Abstract
AIMS: To develop machine-learning algorithms for predicting the risk of a hospitalization or emergency department (ED) visit for opioid use disorder (OUD) (i.e. OUD acute events) in Pennsylvania Medicaid enrollees in the Opioid Use Disorder Centers of Excellence (COE) program and to evaluate the fairness of model performance across racial groups.
METHODS: We studied 20 983 United States Medicaid enrollees aged 18 years or older who had COE visits between April 2019 and March 2021. We applied multivariate logistic regression, least absolute shrinkage and selection operator models, random forests, and eXtreme Gradient Boosting (XGB), to predict OUD acute events following the initial COE visit. Our models included predictors at the system, patient, and regional levels. We assessed model performance using multiple metrics by racial groups. Individuals were divided into a low, medium and high-risk group based on predicted risk scores.

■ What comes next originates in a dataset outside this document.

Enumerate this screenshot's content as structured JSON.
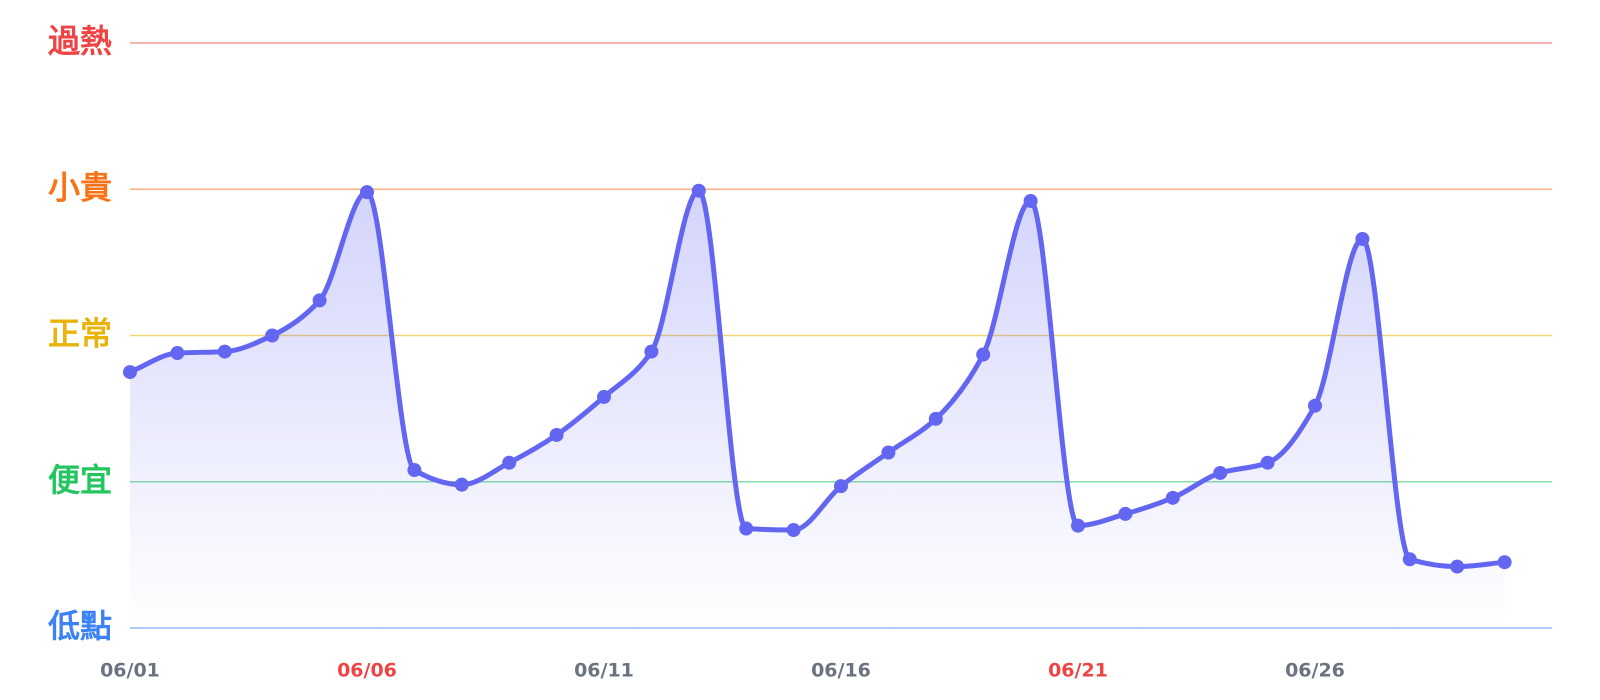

RESULTS: The training (n = 13 990) and testing (n = 6993) samples displayed similar characteristics (mean age 38.1 ± 9.3 years, 58% male, 80% White enrollees) with 4% experiencing OUD acute events at baseline. XGB demonstrated the best prediction performance (C-statistic = 76.6% [95% confidence interval = 75.6%-77.7%] vs. 72.8%-74.7% for other methods). At the balanced cutoff, XGB achieved a sensitivity of 68.2%, specificity of 70.0%, and positive predictive value of 8.3%. The XGB model classified the testing sample into high-risk (6%), medium-risk (30%), and low-risk (63%) groups. In the high-risk group, 40.7% had OUD acute events vs. 16.5% and 5.0% in the medium- and low-risk groups. The high- and medium-risk groups captured 44% and 26% of individuals with OUD events. The XGB model exhibited lower false negative rates and higher false positive rates in racial/ethnic minority groups than White enrollees.
CONCLUSIONS: New machine-learning algorithms perform well to predict risks of opioid use disorder (OUD) acute care use among United States Medicaid enrollees and improve fairness of prediction across racial and ethnic groups compared with previous OUD-related models.